OpenAI, DeepMind und die Plattformkämpfe um Enterprise Automation

Amazon und Google stehen nicht allein. OpenAI baut ebenfalls aktiv an Agenten-Architekturen – Projekte wie Operator zeigen, wohin die Reise geht: Agenten, die selbstständig Web-Interfaces bedienen, Formulare ausfüllen und Buchungsprozesse abschließen können. Die Abgrenzung zwischen Plattformanbietern wird härter, weil jeder die zentrale Control-Plane für Enterprise-Agentic-AI sein will.

Die Partnerschaften, die gerade entstehen, sind aufschlussreich. Google mit Salesforce: Das ist kein zufälliger Deal. Es ist ein Signal, dass agentische Enterprise Automation nicht in einer Plattform-Silo stattfindet, sondern plattformübergreifend. Wer nur innerhalb eines Ökosystems denkt, verschenkt den größten Teil des Potenzials.

Snowflake positioniert sich als „einheitliche Control Plane“ für Agentic-Enterprise-Systeme. Das ist eine interessante Wette: Wenn Agenten in verschiedenen Cloud-Umgebungen und verschiedenen Applikationen operieren, brauchen Unternehmen eine zentrale Steuerungsinstanz. Wer diese Position besetzt, hat strukturelle Macht über den gesamten Agenten-Stack.
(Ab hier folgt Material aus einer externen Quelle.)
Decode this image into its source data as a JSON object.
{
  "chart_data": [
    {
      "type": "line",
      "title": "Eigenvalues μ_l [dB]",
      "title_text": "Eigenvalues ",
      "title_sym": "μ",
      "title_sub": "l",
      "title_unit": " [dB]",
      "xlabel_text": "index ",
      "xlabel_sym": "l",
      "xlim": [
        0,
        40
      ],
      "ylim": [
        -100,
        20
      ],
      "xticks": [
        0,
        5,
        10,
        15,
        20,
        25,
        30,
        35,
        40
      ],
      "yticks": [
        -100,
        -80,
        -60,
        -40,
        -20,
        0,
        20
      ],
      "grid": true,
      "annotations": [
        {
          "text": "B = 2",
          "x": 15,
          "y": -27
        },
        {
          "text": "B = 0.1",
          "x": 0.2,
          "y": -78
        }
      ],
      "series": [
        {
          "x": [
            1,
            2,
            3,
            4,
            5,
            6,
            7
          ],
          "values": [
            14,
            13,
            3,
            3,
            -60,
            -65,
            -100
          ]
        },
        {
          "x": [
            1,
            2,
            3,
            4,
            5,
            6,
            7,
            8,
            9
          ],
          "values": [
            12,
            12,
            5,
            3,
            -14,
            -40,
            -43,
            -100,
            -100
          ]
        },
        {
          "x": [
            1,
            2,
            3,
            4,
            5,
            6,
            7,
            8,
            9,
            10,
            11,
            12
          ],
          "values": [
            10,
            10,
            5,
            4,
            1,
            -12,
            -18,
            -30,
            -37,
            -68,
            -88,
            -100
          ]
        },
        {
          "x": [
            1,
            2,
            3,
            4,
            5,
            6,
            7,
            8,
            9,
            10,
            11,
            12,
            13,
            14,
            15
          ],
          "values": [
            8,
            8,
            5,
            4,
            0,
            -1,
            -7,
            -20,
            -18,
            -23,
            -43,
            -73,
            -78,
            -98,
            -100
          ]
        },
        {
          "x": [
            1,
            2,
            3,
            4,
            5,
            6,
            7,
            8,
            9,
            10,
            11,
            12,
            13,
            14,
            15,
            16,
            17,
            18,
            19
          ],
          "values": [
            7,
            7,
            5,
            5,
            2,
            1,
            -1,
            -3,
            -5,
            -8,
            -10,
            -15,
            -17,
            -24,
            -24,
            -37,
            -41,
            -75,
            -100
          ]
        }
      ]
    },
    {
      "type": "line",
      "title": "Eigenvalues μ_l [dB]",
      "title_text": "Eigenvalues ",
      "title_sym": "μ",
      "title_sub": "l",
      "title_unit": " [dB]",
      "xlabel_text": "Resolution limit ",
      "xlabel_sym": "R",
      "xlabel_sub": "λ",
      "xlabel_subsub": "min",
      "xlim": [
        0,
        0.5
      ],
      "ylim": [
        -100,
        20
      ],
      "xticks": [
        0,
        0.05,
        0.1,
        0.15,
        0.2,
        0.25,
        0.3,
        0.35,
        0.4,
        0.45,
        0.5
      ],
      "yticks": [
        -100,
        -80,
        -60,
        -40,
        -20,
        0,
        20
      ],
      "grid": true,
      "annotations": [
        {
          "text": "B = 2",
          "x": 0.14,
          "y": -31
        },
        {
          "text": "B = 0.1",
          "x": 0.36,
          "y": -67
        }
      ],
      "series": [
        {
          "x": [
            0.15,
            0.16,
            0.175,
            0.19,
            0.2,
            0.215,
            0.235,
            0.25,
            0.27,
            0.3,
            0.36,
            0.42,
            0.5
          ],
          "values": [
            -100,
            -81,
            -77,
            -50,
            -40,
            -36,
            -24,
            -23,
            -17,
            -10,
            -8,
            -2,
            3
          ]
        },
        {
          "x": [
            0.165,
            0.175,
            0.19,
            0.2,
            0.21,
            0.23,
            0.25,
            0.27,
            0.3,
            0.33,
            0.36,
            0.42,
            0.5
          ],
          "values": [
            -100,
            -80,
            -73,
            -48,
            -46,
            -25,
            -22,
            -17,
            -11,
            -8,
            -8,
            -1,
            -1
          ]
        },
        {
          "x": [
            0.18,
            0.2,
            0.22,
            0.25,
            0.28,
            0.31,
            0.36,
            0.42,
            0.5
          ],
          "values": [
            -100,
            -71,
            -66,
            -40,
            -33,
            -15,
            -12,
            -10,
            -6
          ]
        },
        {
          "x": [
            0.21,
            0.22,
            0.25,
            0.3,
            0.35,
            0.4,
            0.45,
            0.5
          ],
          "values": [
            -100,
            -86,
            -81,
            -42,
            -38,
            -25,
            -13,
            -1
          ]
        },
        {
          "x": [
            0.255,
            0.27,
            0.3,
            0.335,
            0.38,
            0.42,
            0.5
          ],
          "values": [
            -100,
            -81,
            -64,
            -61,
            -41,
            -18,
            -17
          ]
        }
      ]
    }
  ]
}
Seien wir ehrlich: In diesen Plattformkämpfen werden auch Fehler gemacht, wird Vendor-Lock-in als Feature verkauft und werden Interoperabilitätsversprechen nicht immer gehalten. Die Geschichte der Cloud ist da lehrreich. Wer jetzt in Agenten-Infrastruktur investiert, sollte Portabilität und offene Standards als explizites Evaluierungskriterium setzen.

Was bleibt – und was als nächstes kommt

Agentic AI ist kein Sprint. Es ist eine Architekturfrage, eine Kulturfrage und eine strategische Grundsatzentscheidung. Die Technologie ist real, die Implementierungen sind live, die Ergebnisse sind messbar. Amazon heilt Legacy-Systeme, die niemand anfassen wollte. Google baut Enterprise-Agenten-Plattformen, die Ökosysteme verbinden. McKinsey-Analysen und die Shift/CX-Konferenzwoche 2026 haben gezeigt: Das ist kein kommendes Phänomen. Es ist ein laufendes.

Die entscheidende Frage ist nicht, ob Ihr Unternehmen auf Agentic AI setzt. Die entscheidende Frage ist, ob Sie mit der Architektur, der Governance und der internen Expertise rechtzeitig bereit sind – oder ob Sie in zwei Jahren aufholen müssen, was Mitbewerber jetzt aufbauen.

Autonome KI-Agenten als planende Mitarbeiter: Das ist keine Metapher mehr. Was machen Sie als nächstes damit?